Divide using synthetic division $$ ( 6x^{3}+9x^{2}-6x+7 ) \div ( x+1 ) $$
Answer
The synthetic division table is:
$$ \begin{array}{c|rrrr}-1&6&9&-6&7\\& & -6& -3& \color{black}{9} \\ \hline &\color{blue}{6}&\color{blue}{3}&\color{blue}{-9}&\color{orangered}{16} \end{array} $$The solution is:
$$ \frac{ 6x^{3}+9x^{2}-6x+7 }{ x+1 } = \color{blue}{6x^{2}+3x-9} ~+~ \frac{ \color{red}{ 16 } }{ x+1 } $$Explanation
Step 1 : Write down the coefficients of the dividend into division table. Put the zero from $ x + 1 = 0 $ ( $ x = \color{blue}{ -1 } $ ) at the left.
$$ \begin{array}{c|rrrr}\color{blue}{-1}&6&9&-6&7\\& & & & \\ \hline &&&& \end{array} $$Step 1 : Bring down the leading coefficient to the bottom row.
$$ \begin{array}{c|rrrr}-1&\color{orangered}{ 6 }&9&-6&7\\& & & & \\ \hline &\color{orangered}{6}&&& \end{array} $$Step 2 : Multiply by the number on the left, and carry the result into the next column: $ \color{blue}{ -1 } \cdot \color{blue}{ 6 } = \color{blue}{ -6 } $.

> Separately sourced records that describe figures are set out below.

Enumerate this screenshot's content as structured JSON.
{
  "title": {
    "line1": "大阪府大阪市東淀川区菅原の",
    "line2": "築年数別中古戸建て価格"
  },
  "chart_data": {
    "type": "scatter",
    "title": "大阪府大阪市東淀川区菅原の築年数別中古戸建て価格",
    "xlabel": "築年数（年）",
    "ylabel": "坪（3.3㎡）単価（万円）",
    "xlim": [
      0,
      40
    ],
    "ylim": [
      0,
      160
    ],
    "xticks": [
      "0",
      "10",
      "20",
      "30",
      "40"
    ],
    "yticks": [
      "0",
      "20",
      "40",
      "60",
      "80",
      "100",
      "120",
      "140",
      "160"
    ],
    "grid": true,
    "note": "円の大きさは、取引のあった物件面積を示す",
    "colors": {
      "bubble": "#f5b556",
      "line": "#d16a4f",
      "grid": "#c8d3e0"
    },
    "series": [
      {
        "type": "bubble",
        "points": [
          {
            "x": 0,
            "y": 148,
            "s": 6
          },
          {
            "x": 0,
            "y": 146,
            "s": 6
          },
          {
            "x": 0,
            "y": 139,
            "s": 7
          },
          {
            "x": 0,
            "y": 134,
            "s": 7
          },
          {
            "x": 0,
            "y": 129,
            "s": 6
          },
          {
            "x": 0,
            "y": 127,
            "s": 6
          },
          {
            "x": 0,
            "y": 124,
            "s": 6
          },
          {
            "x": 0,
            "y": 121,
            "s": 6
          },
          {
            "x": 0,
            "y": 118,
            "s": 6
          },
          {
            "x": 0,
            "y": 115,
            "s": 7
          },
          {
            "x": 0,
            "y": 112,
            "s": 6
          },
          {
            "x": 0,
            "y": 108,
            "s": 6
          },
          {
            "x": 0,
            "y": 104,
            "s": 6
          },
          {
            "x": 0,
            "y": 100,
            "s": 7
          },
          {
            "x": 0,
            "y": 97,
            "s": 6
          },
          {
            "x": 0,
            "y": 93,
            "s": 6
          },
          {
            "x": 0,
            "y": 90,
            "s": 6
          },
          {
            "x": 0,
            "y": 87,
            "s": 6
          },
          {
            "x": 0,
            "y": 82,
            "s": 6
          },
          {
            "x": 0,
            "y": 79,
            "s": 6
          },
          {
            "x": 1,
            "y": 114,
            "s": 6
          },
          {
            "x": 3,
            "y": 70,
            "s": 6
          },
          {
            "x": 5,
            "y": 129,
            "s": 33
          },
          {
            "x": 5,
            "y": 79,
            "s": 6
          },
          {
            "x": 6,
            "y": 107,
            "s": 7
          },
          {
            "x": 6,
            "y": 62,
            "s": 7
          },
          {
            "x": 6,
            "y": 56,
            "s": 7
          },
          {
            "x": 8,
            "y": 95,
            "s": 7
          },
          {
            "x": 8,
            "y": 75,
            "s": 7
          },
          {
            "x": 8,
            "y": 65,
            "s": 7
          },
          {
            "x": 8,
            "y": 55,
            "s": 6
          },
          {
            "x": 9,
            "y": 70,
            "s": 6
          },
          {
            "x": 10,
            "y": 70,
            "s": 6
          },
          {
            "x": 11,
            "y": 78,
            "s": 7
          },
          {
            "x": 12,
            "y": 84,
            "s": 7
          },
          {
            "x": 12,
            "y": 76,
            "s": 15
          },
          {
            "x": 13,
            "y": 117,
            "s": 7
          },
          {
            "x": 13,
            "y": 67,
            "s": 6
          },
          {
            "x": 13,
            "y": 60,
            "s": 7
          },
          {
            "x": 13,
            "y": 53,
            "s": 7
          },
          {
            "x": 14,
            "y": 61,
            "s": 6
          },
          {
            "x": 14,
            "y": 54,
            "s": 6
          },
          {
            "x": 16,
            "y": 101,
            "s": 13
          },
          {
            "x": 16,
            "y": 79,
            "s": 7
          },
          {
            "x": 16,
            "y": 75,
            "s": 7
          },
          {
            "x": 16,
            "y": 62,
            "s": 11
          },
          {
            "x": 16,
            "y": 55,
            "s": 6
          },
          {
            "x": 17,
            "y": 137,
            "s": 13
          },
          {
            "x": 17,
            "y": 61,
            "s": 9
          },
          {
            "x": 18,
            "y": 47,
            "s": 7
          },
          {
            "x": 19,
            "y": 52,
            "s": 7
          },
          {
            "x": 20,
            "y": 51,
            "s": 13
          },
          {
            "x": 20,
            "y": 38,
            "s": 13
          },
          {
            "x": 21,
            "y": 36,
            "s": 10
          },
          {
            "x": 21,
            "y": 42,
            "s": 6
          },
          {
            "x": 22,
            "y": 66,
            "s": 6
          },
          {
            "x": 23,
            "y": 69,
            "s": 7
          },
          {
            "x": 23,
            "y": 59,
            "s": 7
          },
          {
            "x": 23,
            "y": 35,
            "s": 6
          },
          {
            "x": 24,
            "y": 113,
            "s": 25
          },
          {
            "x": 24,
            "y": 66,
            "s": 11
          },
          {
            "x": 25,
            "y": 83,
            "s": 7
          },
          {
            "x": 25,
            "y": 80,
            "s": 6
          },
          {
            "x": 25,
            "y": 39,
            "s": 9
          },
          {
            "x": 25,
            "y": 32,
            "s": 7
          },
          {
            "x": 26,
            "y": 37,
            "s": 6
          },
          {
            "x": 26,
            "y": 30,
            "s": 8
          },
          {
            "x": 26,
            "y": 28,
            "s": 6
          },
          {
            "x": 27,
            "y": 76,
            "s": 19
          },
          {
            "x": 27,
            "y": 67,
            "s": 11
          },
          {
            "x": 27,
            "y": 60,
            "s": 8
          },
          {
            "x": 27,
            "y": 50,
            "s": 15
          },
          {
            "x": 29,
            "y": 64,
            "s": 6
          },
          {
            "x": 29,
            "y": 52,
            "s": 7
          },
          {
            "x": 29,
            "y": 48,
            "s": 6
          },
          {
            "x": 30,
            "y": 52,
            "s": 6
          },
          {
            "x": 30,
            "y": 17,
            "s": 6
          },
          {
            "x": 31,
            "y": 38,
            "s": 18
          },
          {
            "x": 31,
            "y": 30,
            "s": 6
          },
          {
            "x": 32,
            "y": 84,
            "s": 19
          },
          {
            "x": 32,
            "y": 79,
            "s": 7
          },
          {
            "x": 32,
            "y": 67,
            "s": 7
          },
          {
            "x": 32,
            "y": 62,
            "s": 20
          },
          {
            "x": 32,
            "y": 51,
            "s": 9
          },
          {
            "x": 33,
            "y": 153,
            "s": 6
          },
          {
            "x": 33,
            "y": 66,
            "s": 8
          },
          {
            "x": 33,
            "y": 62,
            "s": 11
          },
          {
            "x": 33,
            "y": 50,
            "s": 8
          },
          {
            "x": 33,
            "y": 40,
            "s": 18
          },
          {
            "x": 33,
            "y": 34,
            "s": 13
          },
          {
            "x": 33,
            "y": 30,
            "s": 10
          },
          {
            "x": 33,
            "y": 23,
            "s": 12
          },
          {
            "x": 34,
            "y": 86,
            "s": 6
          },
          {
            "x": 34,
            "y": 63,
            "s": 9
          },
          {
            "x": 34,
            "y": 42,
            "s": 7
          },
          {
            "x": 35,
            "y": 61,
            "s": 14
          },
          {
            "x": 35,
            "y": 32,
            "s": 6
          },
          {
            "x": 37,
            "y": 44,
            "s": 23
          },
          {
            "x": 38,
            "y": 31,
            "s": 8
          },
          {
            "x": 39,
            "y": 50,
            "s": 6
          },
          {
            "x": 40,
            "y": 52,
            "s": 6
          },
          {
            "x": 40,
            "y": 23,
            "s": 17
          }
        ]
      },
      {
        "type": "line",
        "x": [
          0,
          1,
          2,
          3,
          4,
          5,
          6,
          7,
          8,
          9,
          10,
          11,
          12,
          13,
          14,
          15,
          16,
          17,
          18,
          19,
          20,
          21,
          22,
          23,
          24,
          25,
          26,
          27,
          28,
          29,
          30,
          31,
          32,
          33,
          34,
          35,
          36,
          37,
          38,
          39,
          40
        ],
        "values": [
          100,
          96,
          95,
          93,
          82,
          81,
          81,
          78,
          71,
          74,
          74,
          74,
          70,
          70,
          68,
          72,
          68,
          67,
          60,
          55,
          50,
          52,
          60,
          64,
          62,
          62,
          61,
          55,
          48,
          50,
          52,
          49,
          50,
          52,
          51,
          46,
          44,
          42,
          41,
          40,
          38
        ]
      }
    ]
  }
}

$$ \begin{array}{c|rrrr}\color{blue}{-1}&6&9&-6&7\\& & \color{blue}{-6} & & \\ \hline &\color{blue}{6}&&& \end{array} $$Step 3 : Add down last column: $ \color{orangered}{ 9 } + \color{orangered}{ \left( -6 \right) } = \color{orangered}{ 3 } $
$$ \begin{array}{c|rrrr}-1&6&\color{orangered}{ 9 }&-6&7\\& & \color{orangered}{-6} & & \\ \hline &6&\color{orangered}{3}&& \end{array} $$Step 4 : Multiply by the number on the left, and carry the result into the next column: $ \color{blue}{ -1 } \cdot \color{blue}{ 3 } = \color{blue}{ -3 } $.

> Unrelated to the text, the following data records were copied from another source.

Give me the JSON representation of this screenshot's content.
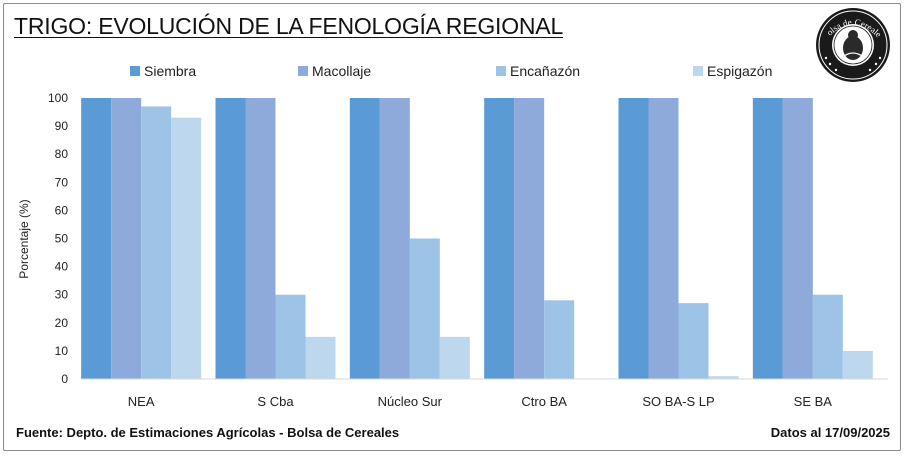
{
  "header": {
    "title": "TRIGO: EVOLUCIÓN DE LA FENOLOGÍA REGIONAL",
    "logo_text": "Bolsa de Cereales"
  },
  "footer": {
    "source": "Fuente: Depto. de Estimaciones Agrícolas - Bolsa de Cereales",
    "date": "Datos al 17/09/2025"
  },
  "chart_data": {
    "type": "bar",
    "title": "TRIGO: EVOLUCIÓN DE LA FENOLOGÍA REGIONAL",
    "xlabel": "",
    "ylabel": "Porcentaje (%)",
    "ylim": [
      0,
      100
    ],
    "yticks": [
      0,
      10,
      20,
      30,
      40,
      50,
      60,
      70,
      80,
      90,
      100
    ],
    "grid": false,
    "legend_position": "top",
    "categories": [
      "NEA",
      "S Cba",
      "Núcleo Sur",
      "Ctro BA",
      "SO BA-S LP",
      "SE BA"
    ],
    "series": [
      {
        "name": "Siembra",
        "color": "#5b9bd5",
        "values": [
          100,
          100,
          100,
          100,
          100,
          100
        ]
      },
      {
        "name": "Macollaje",
        "color": "#8eaadb",
        "values": [
          100,
          100,
          100,
          100,
          100,
          100
        ]
      },
      {
        "name": "Encañazón",
        "color": "#9dc3e6",
        "values": [
          97,
          30,
          50,
          28,
          27,
          30
        ]
      },
      {
        "name": "Espigazón",
        "color": "#bdd7ee",
        "values": [
          93,
          15,
          15,
          0,
          1,
          10
        ]
      }
    ]
  }
}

$$ \begin{array}{c|rrrr}\color{blue}{-1}&6&9&-6&7\\& & -6& \color{blue}{-3} & \\ \hline &6&\color{blue}{3}&& \end{array} $$Step 5 : Add down last column: $ \color{orangered}{ -6 } + \color{orangered}{ \left( -3 \right) } = \color{orangered}{ -9 } $
$$ \begin{array}{c|rrrr}-1&6&9&\color{orangered}{ -6 }&7\\& & -6& \color{orangered}{-3} & \\ \hline &6&3&\color{orangered}{-9}& \end{array} $$Step 6 : Multiply by the number on the left, and carry the result into the next column: $ \color{blue}{ -1 } \cdot \color{blue}{ \left( -9 \right) } = \color{blue}{ 9 } $.

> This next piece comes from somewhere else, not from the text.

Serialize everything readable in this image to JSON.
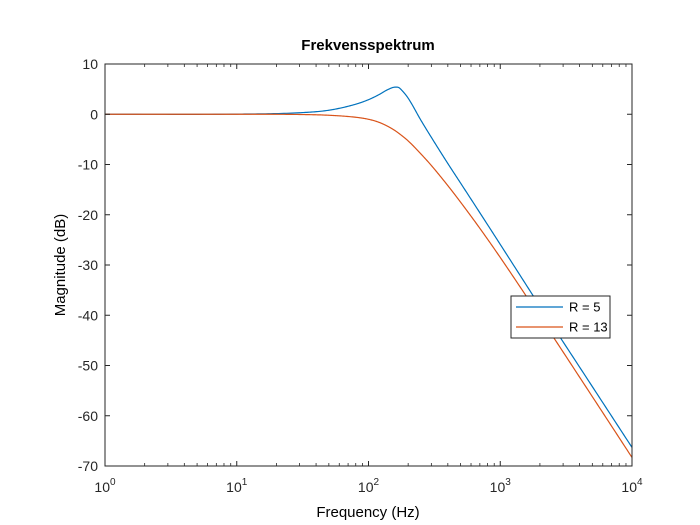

$$ \begin{array}{c|rrrr}\color{blue}{-1}&6&9&-6&7\\& & -6& -3& \color{blue}{9} \\ \hline &6&3&\color{blue}{-9}& \end{array} $$Step 7 : Add down last column: $ \color{orangered}{ 7 } + \color{orangered}{ 9 } = \color{orangered}{ 16 } $
$$ \begin{array}{c|rrrr}-1&6&9&-6&\color{orangered}{ 7 }\\& & -6& -3& \color{orangered}{9} \\ \hline &\color{blue}{6}&\color{blue}{3}&\color{blue}{-9}&\color{orangered}{16} \end{array} $$Bottom line represents the quotient $ \color{blue}{ 6x^{2}+3x-9 } $ with a remainder of $ \color{red}{ 16 } $.